Question: How long before bed should I stop eating?
Vince: Anything consumed closer to bed time has a greater chance of getting stored as fat since your metabolism slows in the evening. I suggest a eating pattern that revolves on the rising and setting of the sun meaning the earlier you can consume your first meal the sooner you get in your last meal.
For me, the perfect schedule is to eat at 6am, 9am, 12pm, 3pm and 6pm. That’s it. If I’m bulking, I’ll have an extra 1 or 2 workout shakes too.

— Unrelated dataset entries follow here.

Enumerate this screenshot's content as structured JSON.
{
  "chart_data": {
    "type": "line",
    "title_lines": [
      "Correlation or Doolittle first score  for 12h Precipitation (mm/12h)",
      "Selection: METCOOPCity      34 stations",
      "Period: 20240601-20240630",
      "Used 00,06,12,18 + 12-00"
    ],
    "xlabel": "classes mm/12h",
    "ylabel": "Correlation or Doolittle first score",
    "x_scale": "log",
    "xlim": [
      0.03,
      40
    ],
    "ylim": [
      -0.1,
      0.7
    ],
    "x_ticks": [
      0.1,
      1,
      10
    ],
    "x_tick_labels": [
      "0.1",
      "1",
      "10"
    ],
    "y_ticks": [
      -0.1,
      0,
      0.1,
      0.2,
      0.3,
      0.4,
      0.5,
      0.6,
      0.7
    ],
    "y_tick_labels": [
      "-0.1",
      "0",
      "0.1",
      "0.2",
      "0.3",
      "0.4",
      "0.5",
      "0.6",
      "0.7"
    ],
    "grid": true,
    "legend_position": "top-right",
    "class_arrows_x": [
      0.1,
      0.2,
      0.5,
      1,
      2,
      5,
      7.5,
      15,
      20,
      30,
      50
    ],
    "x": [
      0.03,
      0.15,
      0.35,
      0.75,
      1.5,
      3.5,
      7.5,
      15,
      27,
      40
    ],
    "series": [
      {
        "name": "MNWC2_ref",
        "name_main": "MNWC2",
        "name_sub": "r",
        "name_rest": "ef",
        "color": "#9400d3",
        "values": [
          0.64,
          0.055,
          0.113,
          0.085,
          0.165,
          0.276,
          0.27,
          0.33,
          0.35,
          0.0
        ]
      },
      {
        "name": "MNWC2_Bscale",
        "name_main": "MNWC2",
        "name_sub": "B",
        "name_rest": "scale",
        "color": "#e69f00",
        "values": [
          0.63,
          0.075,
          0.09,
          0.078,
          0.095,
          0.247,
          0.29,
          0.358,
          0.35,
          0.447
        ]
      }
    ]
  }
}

Don’t panic if you’re hungry in the evening time, especially if you’re goal is to lose fat. Train yourself and discipline yourself to stick to your plan and not give into craving in the evening time. If your hunger is unbearable then satisfy yourself with a food source you missed in the day. For example, if you lacked protein, cook some eggs. Did you miss your veggies? Steam some peppers.
Question: Should I do my weights first or cardio first if I can only train once per day?

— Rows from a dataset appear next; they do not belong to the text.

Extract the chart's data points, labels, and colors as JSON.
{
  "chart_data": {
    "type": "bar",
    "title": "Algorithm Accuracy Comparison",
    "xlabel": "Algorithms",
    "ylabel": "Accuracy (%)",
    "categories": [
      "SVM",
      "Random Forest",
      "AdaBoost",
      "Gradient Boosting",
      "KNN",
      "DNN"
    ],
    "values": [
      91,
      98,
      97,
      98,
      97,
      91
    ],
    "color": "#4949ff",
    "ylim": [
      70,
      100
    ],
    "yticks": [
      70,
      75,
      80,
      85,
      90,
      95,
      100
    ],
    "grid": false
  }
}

Vince: It depends, almost all fitness experts in the world would say, hit the weights first and I agree with the science. Post workout cardio sets you up to have more energy for your weights and to have the proper hormonal release for muscle growth but also primes your fat stores to be burned faster. If you have been doing your cardio first, switch it around and your body will shape up fast.

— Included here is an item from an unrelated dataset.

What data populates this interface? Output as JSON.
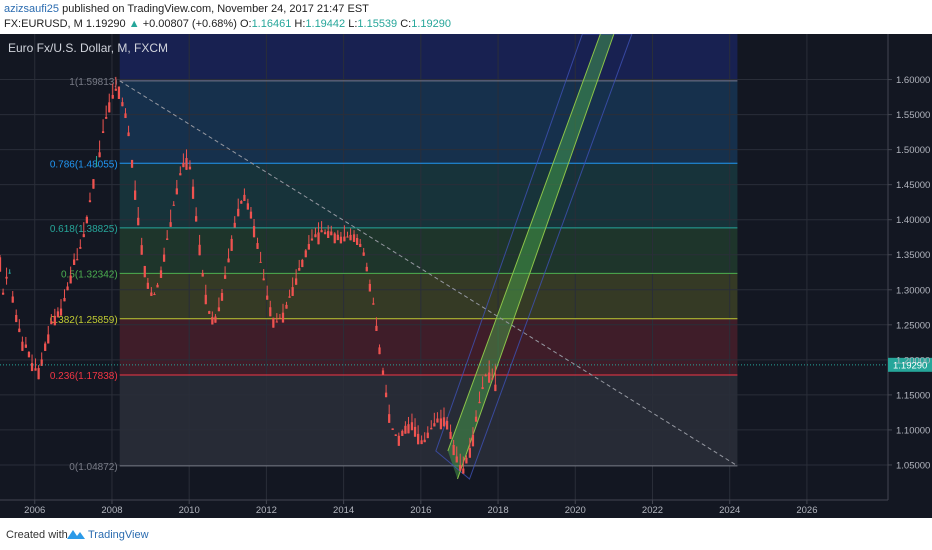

However, the best results will come from doing the opposite of what you’ve allowed your body to adapt to. This is where the art of training defeats the science of training. If you’ve been doing 30 minutes of long slow cardio after your weights, start doing 20-minutes of interval cardio before your weights and I guarantee you’ll be pleasantly surprised when you’re down another 10 pounds.
Question: I keep hearing my bodybuilder friends say that I shouldn’t be drinking (alcohol) while dieting. I have about 10 pounds of fat to lose but like my nightly beers. Are they right?
Vince: If I could guarantee a trade between your case of beer for a six-pack (no pun intended), would it be a tough decision? Probably not. It’s a difficult decision because your mind is skeptical. It’s saying, “It’s not a big deal….” I would encourage you to ask the question, “Will drinking beer get me closer to my goal or further from my goal?”
Definitely, slower but if you don’t care then keep your beer limited to one maximum per night. If you have a deadline to meet, the beer has to go – completely! That goes for wine and mixed drinks, sorry.
Alcohol inhibits your bodies ability to burn fat and messes with blood-sugar levels which can result in you craving doughnuts and chips the next day. This makes your healthy meal plan tougher to follow and can also put a break on the momentum you’re creating. I encourage you to go a whole 4 weeks without consuming more than one alcoholic drink per week and I promise a flatter and more defined stomach.